Many people welcome output and employment gains, coupled with decent investment returns in asset markets, which have been brought about by the Fed’s ultra-expansionary monetary policy. However, the downside of all this should not be overlooked. Central banks around the world, under the leadership of the Fed, have in fact orchestrated yet another artificial boom — which, sooner or later, will falter and turn into bust.
“This is, by no means, a pessimistic prediction. But it is based on sound economics: A policy of artificially lowered interest, a relentless increase in the quantity of money and politically manipulated market prices simply cannot bring about greater prosperity and higher employment in the long run. To think so is delusional.

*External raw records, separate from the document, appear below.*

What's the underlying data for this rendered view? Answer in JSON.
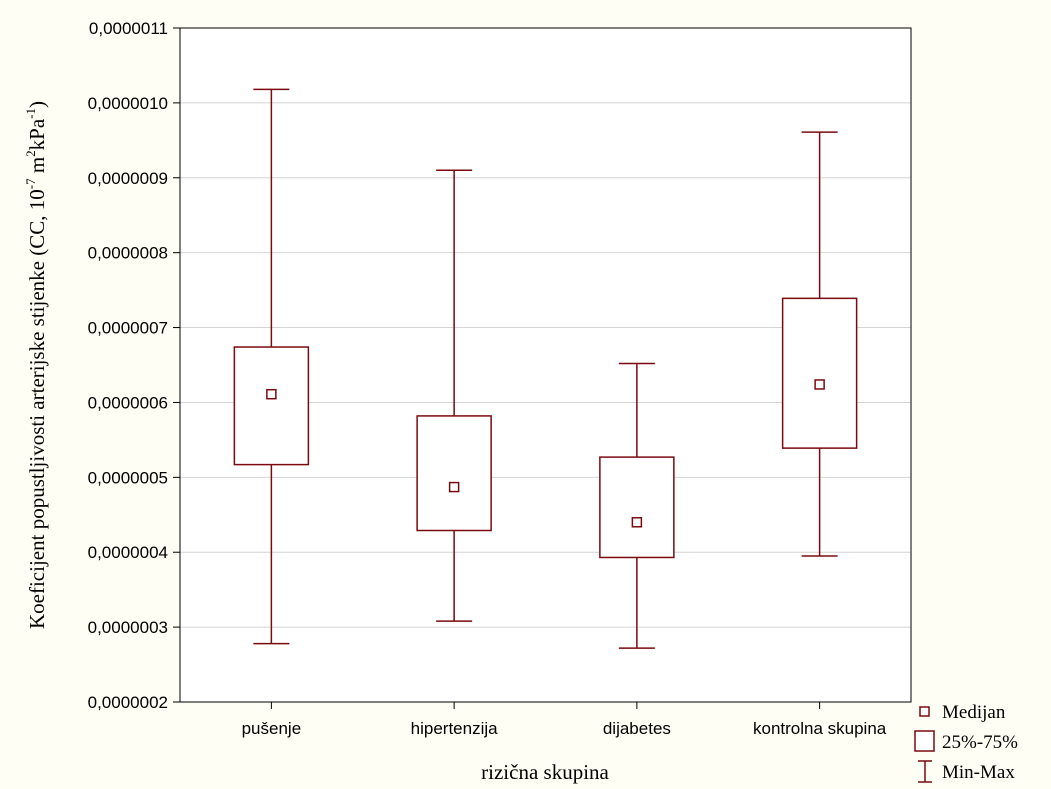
{
  "chart_data": {
    "type": "box",
    "xlabel": "rizična skupina",
    "ylabel": {
      "text": "Koeficijent popustljivosti arterijske stijenke (CC, 10",
      "exp1": "-7",
      "unit_m": " m",
      "exp2": "2",
      "unit_kpa": "kPa",
      "exp3": "-1",
      "close": ")"
    },
    "ylim": [
      2e-07,
      1.1e-06
    ],
    "y_ticks": [
      2e-07,
      3e-07,
      4e-07,
      5e-07,
      6e-07,
      7e-07,
      8e-07,
      9e-07,
      1e-06,
      1.1e-06
    ],
    "y_tick_labels": [
      "0,0000002",
      "0,0000003",
      "0,0000004",
      "0,0000005",
      "0,0000006",
      "0,0000007",
      "0,0000008",
      "0,0000009",
      "0,0000010",
      "0,0000011"
    ],
    "grid": "horizontal",
    "categories": [
      "pušenje",
      "hipertenzija",
      "dijabetes",
      "kontrolna skupina"
    ],
    "boxes": [
      {
        "min": 2.78e-07,
        "q1": 5.17e-07,
        "median": 6.11e-07,
        "q3": 6.74e-07,
        "max": 1.018e-06
      },
      {
        "min": 3.08e-07,
        "q1": 4.29e-07,
        "median": 4.87e-07,
        "q3": 5.82e-07,
        "max": 9.1e-07
      },
      {
        "min": 2.72e-07,
        "q1": 3.93e-07,
        "median": 4.4e-07,
        "q3": 5.27e-07,
        "max": 6.52e-07
      },
      {
        "min": 3.95e-07,
        "q1": 5.39e-07,
        "median": 6.24e-07,
        "q3": 7.39e-07,
        "max": 9.61e-07
      }
    ],
    "legend": {
      "position": "bottom-right",
      "entries": [
        "Medijan",
        "25%-75%",
        "Min-Max"
      ]
    },
    "colors": {
      "box": "#7a0a10",
      "grid": "#d4d4d4",
      "plot_bg": "#ffffff",
      "page_bg": "#fefef4",
      "axis": "#000000"
    }
  }
}
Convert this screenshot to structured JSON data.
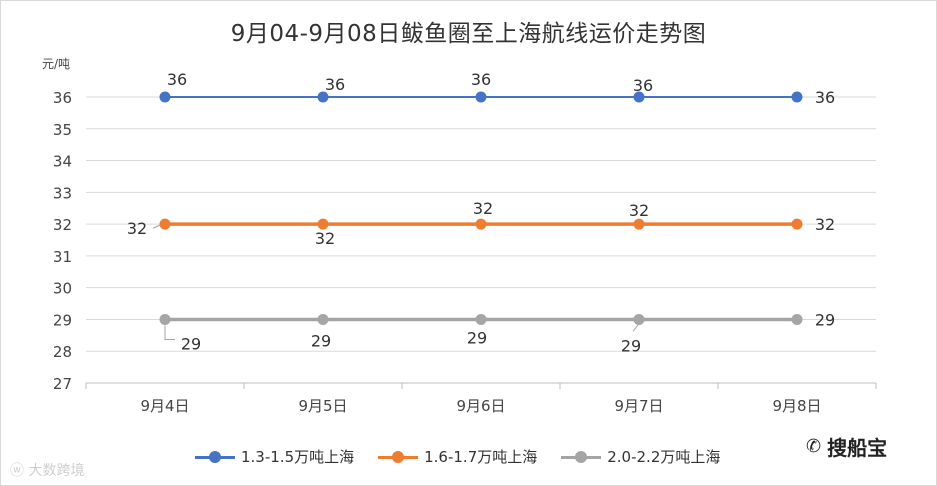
{
  "chart_data": {
    "type": "line",
    "title": "9月04-9月08日鲅鱼圈至上海航线运价走势图",
    "ylabel": "元/吨",
    "categories": [
      "9月4日",
      "9月5日",
      "9月6日",
      "9月7日",
      "9月8日"
    ],
    "ylim": [
      27,
      36
    ],
    "yticks": [
      27,
      28,
      29,
      30,
      31,
      32,
      33,
      34,
      35,
      36
    ],
    "grid": true,
    "legend_position": "bottom",
    "series": [
      {
        "name": "1.3-1.5万吨上海",
        "color": "#4472C4",
        "values": [
          36,
          36,
          36,
          36,
          36
        ]
      },
      {
        "name": "1.6-1.7万吨上海",
        "color": "#ED7D31",
        "values": [
          32,
          32,
          32,
          32,
          32
        ]
      },
      {
        "name": "2.0-2.2万吨上海",
        "color": "#A5A5A5",
        "values": [
          29,
          29,
          29,
          29,
          29
        ]
      }
    ]
  },
  "watermarks": {
    "left": "大数跨境",
    "left_icon": "weibo-icon",
    "right": "搜船宝",
    "right_icon": "wechat-icon"
  }
}
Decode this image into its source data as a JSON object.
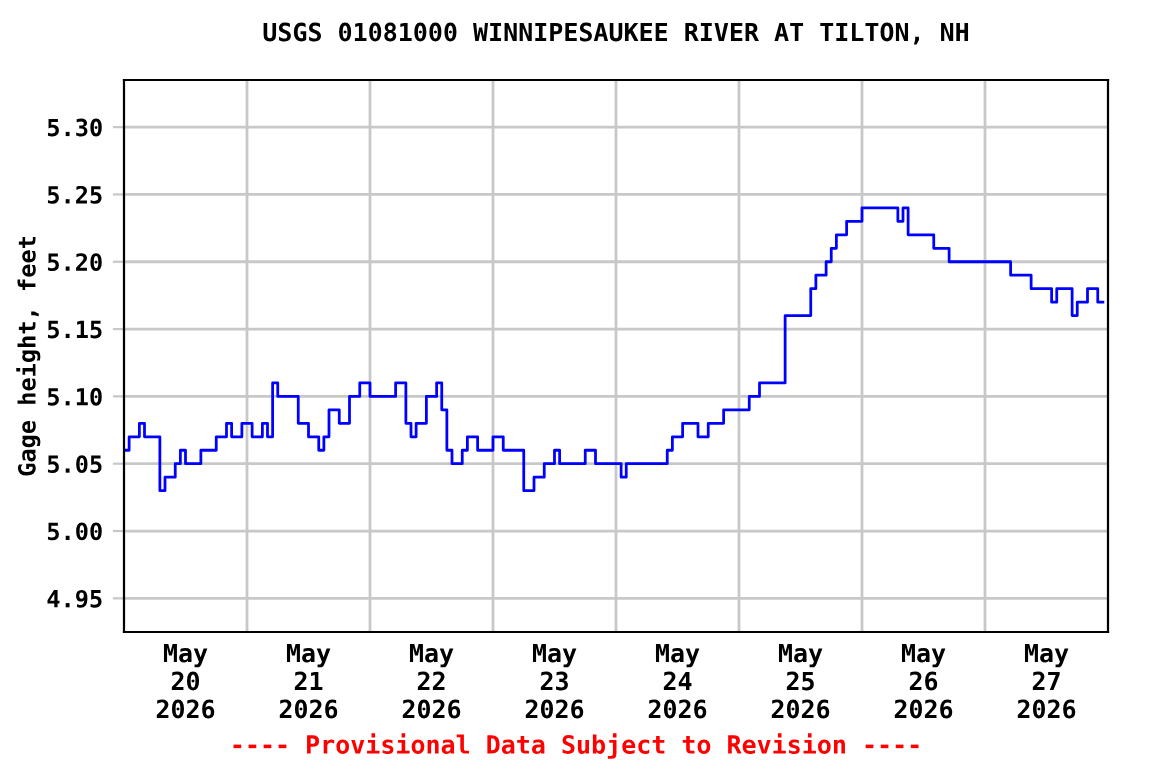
{
  "chart_data": {
    "type": "step",
    "title": "USGS 01081000 WINNIPESAUKEE RIVER AT TILTON, NH",
    "ylabel": "Gage height, feet",
    "annotations": [
      "---- Provisional Data Subject to Revision ----"
    ],
    "x": [
      "2026-05-20T00:00",
      "2026-05-20T01:00",
      "2026-05-20T03:00",
      "2026-05-20T04:00",
      "2026-05-20T07:00",
      "2026-05-20T08:00",
      "2026-05-20T10:00",
      "2026-05-20T11:00",
      "2026-05-20T12:00",
      "2026-05-20T15:00",
      "2026-05-20T18:00",
      "2026-05-20T20:00",
      "2026-05-20T21:00",
      "2026-05-20T23:00",
      "2026-05-21T01:00",
      "2026-05-21T03:00",
      "2026-05-21T04:00",
      "2026-05-21T05:00",
      "2026-05-21T06:00",
      "2026-05-21T09:00",
      "2026-05-21T10:00",
      "2026-05-21T12:00",
      "2026-05-21T14:00",
      "2026-05-21T15:00",
      "2026-05-21T16:00",
      "2026-05-21T18:00",
      "2026-05-21T20:00",
      "2026-05-21T22:00",
      "2026-05-22T00:00",
      "2026-05-22T03:00",
      "2026-05-22T05:00",
      "2026-05-22T07:00",
      "2026-05-22T08:00",
      "2026-05-22T09:00",
      "2026-05-22T11:00",
      "2026-05-22T13:00",
      "2026-05-22T14:00",
      "2026-05-22T15:00",
      "2026-05-22T16:00",
      "2026-05-22T18:00",
      "2026-05-22T19:00",
      "2026-05-22T21:00",
      "2026-05-23T00:00",
      "2026-05-23T02:00",
      "2026-05-23T05:00",
      "2026-05-23T06:00",
      "2026-05-23T08:00",
      "2026-05-23T10:00",
      "2026-05-23T12:00",
      "2026-05-23T13:00",
      "2026-05-23T18:00",
      "2026-05-23T20:00",
      "2026-05-24T00:00",
      "2026-05-24T01:00",
      "2026-05-24T02:00",
      "2026-05-24T08:00",
      "2026-05-24T10:00",
      "2026-05-24T11:00",
      "2026-05-24T13:00",
      "2026-05-24T16:00",
      "2026-05-24T18:00",
      "2026-05-24T21:00",
      "2026-05-25T02:00",
      "2026-05-25T04:00",
      "2026-05-25T08:00",
      "2026-05-25T09:00",
      "2026-05-25T11:00",
      "2026-05-25T14:00",
      "2026-05-25T15:00",
      "2026-05-25T17:00",
      "2026-05-25T18:00",
      "2026-05-25T19:00",
      "2026-05-25T21:00",
      "2026-05-26T00:00",
      "2026-05-26T07:00",
      "2026-05-26T08:00",
      "2026-05-26T09:00",
      "2026-05-26T12:00",
      "2026-05-26T14:00",
      "2026-05-26T16:00",
      "2026-05-26T17:00",
      "2026-05-27T05:00",
      "2026-05-27T09:00",
      "2026-05-27T13:00",
      "2026-05-27T14:00",
      "2026-05-27T17:00",
      "2026-05-27T18:00",
      "2026-05-27T20:00",
      "2026-05-27T22:00",
      "2026-05-27T23:00"
    ],
    "series": [
      {
        "color": "#0000ff",
        "values": [
          5.06,
          5.07,
          5.08,
          5.07,
          5.03,
          5.04,
          5.05,
          5.06,
          5.05,
          5.06,
          5.07,
          5.08,
          5.07,
          5.08,
          5.07,
          5.08,
          5.07,
          5.11,
          5.1,
          5.1,
          5.08,
          5.07,
          5.06,
          5.07,
          5.09,
          5.08,
          5.1,
          5.11,
          5.1,
          5.1,
          5.11,
          5.08,
          5.07,
          5.08,
          5.1,
          5.11,
          5.09,
          5.06,
          5.05,
          5.06,
          5.07,
          5.06,
          5.07,
          5.06,
          5.06,
          5.03,
          5.04,
          5.05,
          5.06,
          5.05,
          5.06,
          5.05,
          5.05,
          5.04,
          5.05,
          5.05,
          5.06,
          5.07,
          5.08,
          5.07,
          5.08,
          5.09,
          5.1,
          5.11,
          5.11,
          5.16,
          5.16,
          5.18,
          5.19,
          5.2,
          5.21,
          5.22,
          5.23,
          5.24,
          5.23,
          5.24,
          5.22,
          5.22,
          5.21,
          5.21,
          5.2,
          5.19,
          5.18,
          5.17,
          5.18,
          5.16,
          5.17,
          5.18,
          5.17,
          5.17
        ]
      }
    ],
    "xlim": [
      "2026-05-20T00:00",
      "2026-05-28T00:00"
    ],
    "xticks": [
      {
        "value": "2026-05-20T12:00",
        "label": "May\n20\n2026"
      },
      {
        "value": "2026-05-21T12:00",
        "label": "May\n21\n2026"
      },
      {
        "value": "2026-05-22T12:00",
        "label": "May\n22\n2026"
      },
      {
        "value": "2026-05-23T12:00",
        "label": "May\n23\n2026"
      },
      {
        "value": "2026-05-24T12:00",
        "label": "May\n24\n2026"
      },
      {
        "value": "2026-05-25T12:00",
        "label": "May\n25\n2026"
      },
      {
        "value": "2026-05-26T12:00",
        "label": "May\n26\n2026"
      },
      {
        "value": "2026-05-27T12:00",
        "label": "May\n27\n2026"
      },
      {
        "value": "2026-05-21T00:00",
        "label": null
      },
      {
        "value": "2026-05-22T00:00",
        "label": null
      },
      {
        "value": "2026-05-23T00:00",
        "label": null
      },
      {
        "value": "2026-05-24T00:00",
        "label": null
      },
      {
        "value": "2026-05-25T00:00",
        "label": null
      },
      {
        "value": "2026-05-26T00:00",
        "label": null
      },
      {
        "value": "2026-05-27T00:00",
        "label": null
      }
    ],
    "ylim": [
      4.925,
      5.335
    ],
    "yticks": [
      {
        "value": 4.95,
        "label": "4.95"
      },
      {
        "value": 5.0,
        "label": "5.00"
      },
      {
        "value": 5.05,
        "label": "5.05"
      },
      {
        "value": 5.1,
        "label": "5.10"
      },
      {
        "value": 5.15,
        "label": "5.15"
      },
      {
        "value": 5.2,
        "label": "5.20"
      },
      {
        "value": 5.25,
        "label": "5.25"
      },
      {
        "value": 5.3,
        "label": "5.30"
      }
    ],
    "grid": true
  }
}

The truth is that such a monetary policy will cause another round of trouble further down the road.
Here Comes the Risk
“Higher interest rates have the potential to make the credit pyramid coming crashing down. They would make it hard for many consumers to service their debt, would reveal malinvestment and result in corporate losses, and stock and housing prices would ultimately follow the law of gravity. Credit markets could become jittery as borrowers run the risk of defaulting on their debt, with banks having limited capacity to absorb payment losses in their loan books.
“This is the scenario if central banks take away the Halloween candy (aka low interest rates). Higher interest rates are one thing. Another thing is the flattening of the yield curve (meaning the difference between long- and short-term yields). A decline in the yield curve makes banks to reign in their credit supply. As bank credit supply dries up, financial market liquidity drops. The party comes to an end. Asset prices start nosediving.
“As the graph below shows, a flat or even negative yield curve has in the past been accompanied by a stock market crash. Since early 2014, the yield curve has been declining, basically because short-term interest rates have gone up, while long-term interest rates have been declining. Even though the Fed’s interest rate increases have not translated into higher borrowing costs, an ongoing flattening of the yield curve remains a reason to expect the unexpected.”
Despite the warning signs, a lot of people cling to the notion that “this time will be different.” After all, the central bankers have learned so much since the last crash. Maybe the white knight will save the day. But Polleit doesn’t share the optimism.
The Fed’s slow and gradual approach to tighten monetary policy might indeed be reducing the risk that it could “be raising interest rates too much too fast,” pricking the credit bubble, and bringing down the house of (credit) cards. However, a considerable risk remains that the Fed will once again turn the boom into bust. And let’s be honest: In view of its track record, there is little reason to expect that the Fed won’t mess things up this time.”